Data Structures Involved
Sample Problems
Fibonacci Numbers
Description
The Fibonacci Numbers technique is a coding strategy used to efficiently calculate or generate the Fibonacci sequence. It involves using iterative or recursive algorithms to compute the Fibonacci numbers, where each number is the sum of the two preceding numbers in the sequence (starting with 0 and 1). The technique typically utilizes dynamic programming or memoization to store and reuse intermediate results for optimal performance. By avoiding redundant calculations and efficiently building the sequence, the Fibonacci Numbers technique allows for the generation of Fibonacci numbers with improved time complexity. It is commonly used in various applications, such as calculating mathematical series, modeling growth patterns, or solving problems that involve recursive sequences.

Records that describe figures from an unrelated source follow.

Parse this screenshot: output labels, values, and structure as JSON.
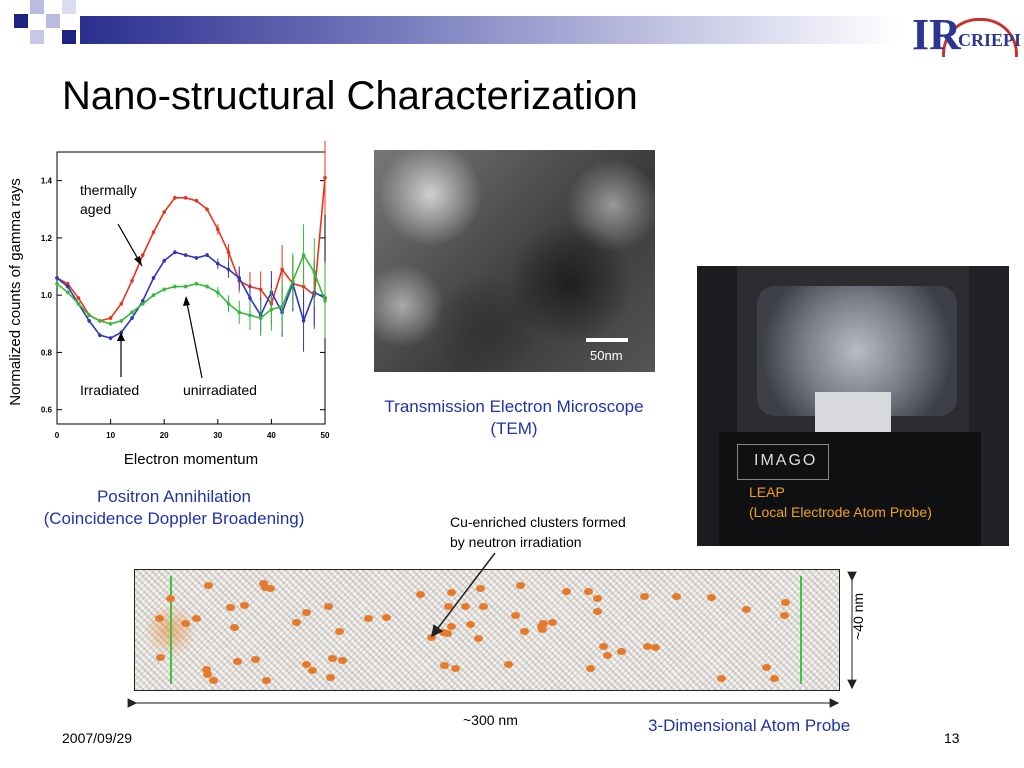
{
  "slide": {
    "title": "Nano-structural Characterization",
    "date": "2007/09/29",
    "page_number": "13",
    "logo_text_ir": "IR",
    "logo_text_org": "CRIEPI"
  },
  "chart_data": {
    "type": "line",
    "title": "",
    "xlabel": "Electron momentum",
    "ylabel": "Normalized counts of gamma rays",
    "xlim": [
      0,
      50
    ],
    "ylim": [
      0.55,
      1.5
    ],
    "x_ticks": [
      "0",
      "10",
      "20",
      "30",
      "40",
      "50"
    ],
    "y_ticks": [
      "0.6",
      "0.8",
      "1.0",
      "1.2",
      "1.4"
    ],
    "x": [
      0,
      2,
      4,
      6,
      8,
      10,
      12,
      14,
      16,
      18,
      20,
      22,
      24,
      26,
      28,
      30,
      32,
      34,
      36,
      38,
      40,
      42,
      44,
      46,
      48,
      50
    ],
    "series": [
      {
        "color": "#e8341c",
        "values": [
          1.06,
          1.04,
          0.99,
          0.93,
          0.91,
          0.92,
          0.97,
          1.05,
          1.14,
          1.22,
          1.29,
          1.34,
          1.34,
          1.33,
          1.3,
          1.23,
          1.15,
          1.05,
          1.03,
          1.02,
          0.97,
          1.09,
          1.04,
          1.03,
          1.0,
          1.41
        ]
      },
      {
        "color": "#2f37b8",
        "values": [
          1.06,
          1.03,
          0.97,
          0.91,
          0.86,
          0.85,
          0.87,
          0.92,
          0.98,
          1.06,
          1.12,
          1.15,
          1.14,
          1.13,
          1.14,
          1.11,
          1.09,
          1.06,
          0.99,
          0.93,
          1.01,
          0.94,
          1.04,
          0.91,
          1.01,
          0.99
        ]
      },
      {
        "color": "#36b83a",
        "values": [
          1.04,
          1.01,
          0.97,
          0.93,
          0.91,
          0.9,
          0.91,
          0.94,
          0.97,
          1.0,
          1.02,
          1.03,
          1.03,
          1.04,
          1.03,
          1.01,
          0.97,
          0.94,
          0.93,
          0.92,
          0.95,
          0.96,
          1.05,
          1.14,
          1.08,
          0.98
        ]
      }
    ],
    "annotations": [
      "thermally aged",
      "Irradiated",
      "unirradiated"
    ]
  },
  "chart_caption": {
    "line1": "Positron Annihilation",
    "line2": "(Coincidence Doppler Broadening)"
  },
  "tem": {
    "scale_label": "50nm",
    "caption_line1": "Transmission Electron Microscope",
    "caption_line2": "(TEM)"
  },
  "leap": {
    "brand_text": "IMAGO",
    "caption_line1": "LEAP",
    "caption_line2": "(Local Electrode Atom Probe)"
  },
  "atom_probe": {
    "cluster_label_line1": "Cu-enriched clusters formed",
    "cluster_label_line2": "by neutron irradiation",
    "width_label": "~300 nm",
    "height_label": "~40 nm",
    "caption": "3-Dimensional Atom Probe"
  },
  "colors": {
    "accent_blue": "#2033a8",
    "header_navy": "#2a2f8f",
    "cluster_orange": "#e67a2a"
  }
}
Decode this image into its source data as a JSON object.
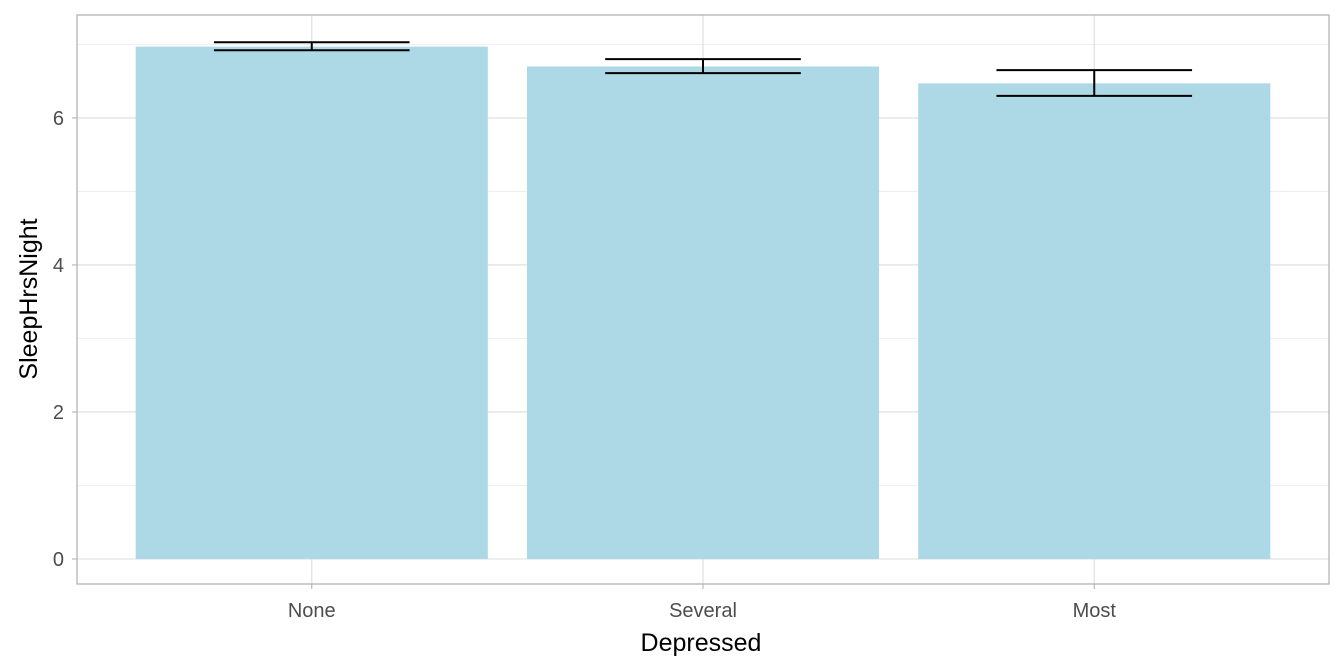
{
  "chart_data": {
    "type": "bar",
    "categories": [
      "None",
      "Several",
      "Most"
    ],
    "values": [
      6.97,
      6.7,
      6.47
    ],
    "error_low": [
      6.92,
      6.61,
      6.3
    ],
    "error_high": [
      7.03,
      6.8,
      6.65
    ],
    "xlabel": "Depressed",
    "ylabel": "SleepHrsNight",
    "ylim": [
      -0.34,
      7.4
    ],
    "yticks": [
      0,
      2,
      4,
      6
    ],
    "yticks_labels": [
      "0",
      "2",
      "4",
      "6"
    ],
    "grid": true,
    "bar_color": "#add8e6",
    "errorbar_color": "#000000"
  }
}
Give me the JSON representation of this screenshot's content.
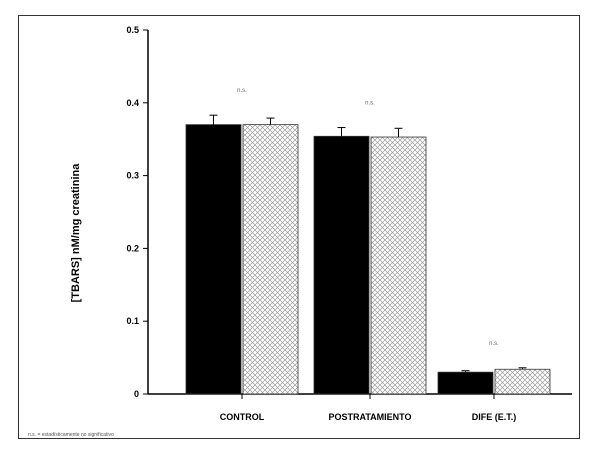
{
  "chart_data": {
    "type": "bar",
    "ylabel": "[TBARS] nM/mg creatinina",
    "xlabel": "",
    "ylim": [
      0,
      0.5
    ],
    "yticks": [
      "0",
      "0.1",
      "0.2",
      "0.3",
      "0.4",
      "0.5"
    ],
    "categories": [
      "CONTROL",
      "POSTRATAMIENTO",
      "DIFE (E.T.)"
    ],
    "series": [
      {
        "name": "",
        "color": "#000000",
        "pattern": "solid",
        "values": [
          0.37,
          0.354,
          0.03
        ],
        "errors": [
          0.013,
          0.012,
          0.002
        ],
        "sublabels": [
          "",
          "",
          ""
        ]
      },
      {
        "name": "",
        "color": "#ffffff",
        "pattern": "crosshatch",
        "values": [
          0.37,
          0.353,
          0.034
        ],
        "errors": [
          0.009,
          0.012,
          0.002
        ],
        "sublabels": [
          "",
          "",
          ""
        ]
      }
    ],
    "annotations": [
      "n.s.",
      "n.s.",
      "n.s."
    ],
    "footnote": "n.s. = estadísticamente no significativo",
    "grid": false,
    "legend": "none"
  }
}
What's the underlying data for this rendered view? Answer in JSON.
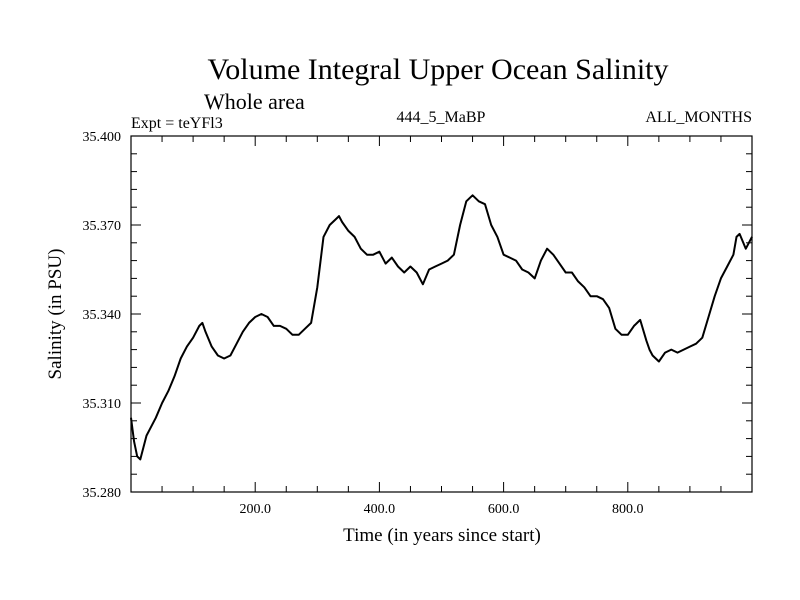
{
  "chart_data": {
    "type": "line",
    "title": "Volume Integral Upper Ocean Salinity",
    "subtitle": "Whole area",
    "expt_label": "Expt = teYFl3",
    "run_label": "444_5_MaBP",
    "months_label": "ALL_MONTHS",
    "xlabel": "Time (in years since start)",
    "ylabel": "Salinity (in PSU)",
    "xlim": [
      0,
      1000
    ],
    "ylim": [
      35.28,
      35.4
    ],
    "x_ticks": [
      {
        "value": 200,
        "label": "200.0"
      },
      {
        "value": 400,
        "label": "400.0"
      },
      {
        "value": 600,
        "label": "600.0"
      },
      {
        "value": 800,
        "label": "800.0"
      }
    ],
    "y_ticks": [
      {
        "value": 35.28,
        "label": "35.280"
      },
      {
        "value": 35.31,
        "label": "35.310"
      },
      {
        "value": 35.34,
        "label": "35.340"
      },
      {
        "value": 35.37,
        "label": "35.370"
      },
      {
        "value": 35.4,
        "label": "35.400"
      }
    ],
    "series": [
      {
        "name": "salinity",
        "x": [
          0,
          5,
          10,
          15,
          20,
          25,
          30,
          40,
          50,
          60,
          70,
          80,
          90,
          100,
          110,
          115,
          120,
          130,
          140,
          150,
          160,
          170,
          180,
          190,
          200,
          210,
          220,
          230,
          240,
          250,
          260,
          270,
          280,
          290,
          300,
          310,
          320,
          330,
          335,
          340,
          350,
          360,
          370,
          380,
          390,
          400,
          410,
          420,
          430,
          440,
          450,
          460,
          470,
          480,
          490,
          500,
          510,
          520,
          530,
          540,
          545,
          550,
          560,
          570,
          580,
          590,
          600,
          610,
          620,
          630,
          640,
          650,
          660,
          670,
          680,
          690,
          700,
          710,
          720,
          730,
          740,
          750,
          760,
          770,
          780,
          790,
          800,
          810,
          820,
          830,
          835,
          840,
          850,
          860,
          870,
          880,
          890,
          900,
          910,
          920,
          930,
          940,
          950,
          960,
          970,
          975,
          980,
          990,
          1000
        ],
        "values": [
          35.305,
          35.297,
          35.292,
          35.291,
          35.295,
          35.299,
          35.301,
          35.305,
          35.31,
          35.314,
          35.319,
          35.325,
          35.329,
          35.332,
          35.336,
          35.337,
          35.334,
          35.329,
          35.326,
          35.325,
          35.326,
          35.33,
          35.334,
          35.337,
          35.339,
          35.34,
          35.339,
          35.336,
          35.336,
          35.335,
          35.333,
          35.333,
          35.335,
          35.337,
          35.349,
          35.366,
          35.37,
          35.372,
          35.373,
          35.371,
          35.368,
          35.366,
          35.362,
          35.36,
          35.36,
          35.361,
          35.357,
          35.359,
          35.356,
          35.354,
          35.356,
          35.354,
          35.35,
          35.355,
          35.356,
          35.357,
          35.358,
          35.36,
          35.37,
          35.378,
          35.379,
          35.38,
          35.378,
          35.377,
          35.37,
          35.366,
          35.36,
          35.359,
          35.358,
          35.355,
          35.354,
          35.352,
          35.358,
          35.362,
          35.36,
          35.357,
          35.354,
          35.354,
          35.351,
          35.349,
          35.346,
          35.346,
          35.345,
          35.342,
          35.335,
          35.333,
          35.333,
          35.336,
          35.338,
          35.331,
          35.328,
          35.326,
          35.324,
          35.327,
          35.328,
          35.327,
          35.328,
          35.329,
          35.33,
          35.332,
          35.339,
          35.346,
          35.352,
          35.356,
          35.36,
          35.366,
          35.367,
          35.362,
          35.366
        ]
      }
    ]
  }
}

The Fibonacci Numbers technique provides an effective approach for generating Fibonacci numbers and analyzing related mathematical patterns.
Data Structures Involved
Sample Problems
Palindromic Subsequence
Description
The Palindromic Subsequence technique is a coding strategy used to identify and analyze subsequences within a string or sequence that are palindromic, meaning they read the same forwards and backwards. It involves examining all possible subsequence combinations and checking if they form palindromes. This technique typically employs dynamic programming to efficiently store and reuse intermediate results, enabling faster computation of palindromic subsequences. By considering the properties of palindromes, such as the symmetric nature of their characters, the Palindromic Subsequence technique allows for the identification of the longest or specific types of palindromic subsequences. It is commonly used in applications like string manipulation, text processing, or solving problems that involve palindromic patterns or constraints. The Palindromic Subsequence technique provides an effective approach to analyze and extract palindromic subsequences within a given sequence.
Data Structures Involved
Sample Problems
Longest Common Substring
Description
The Longest Common Substring technique is a coding strategy used to find the longest substring that is common to multiple strings. It involves comparing the characters of the given strings and identifying the longest continuous substring that appears in all of them. This technique typically employs dynamic programming or memoization to efficiently store and reuse intermediate results, allowing for faster computation of the longest common substring. By examining all possible substrings and their commonality across the strings, the Longest Common Substring technique enables the identification of the longest shared sequence. It is commonly used in applications like string matching, DNA sequence analysis, or solving problems that require finding similarities between multiple strings. The Longest Common Substring technique provides an effective approach to determine the longest common substring and analyze the shared characteristics among multiple strings.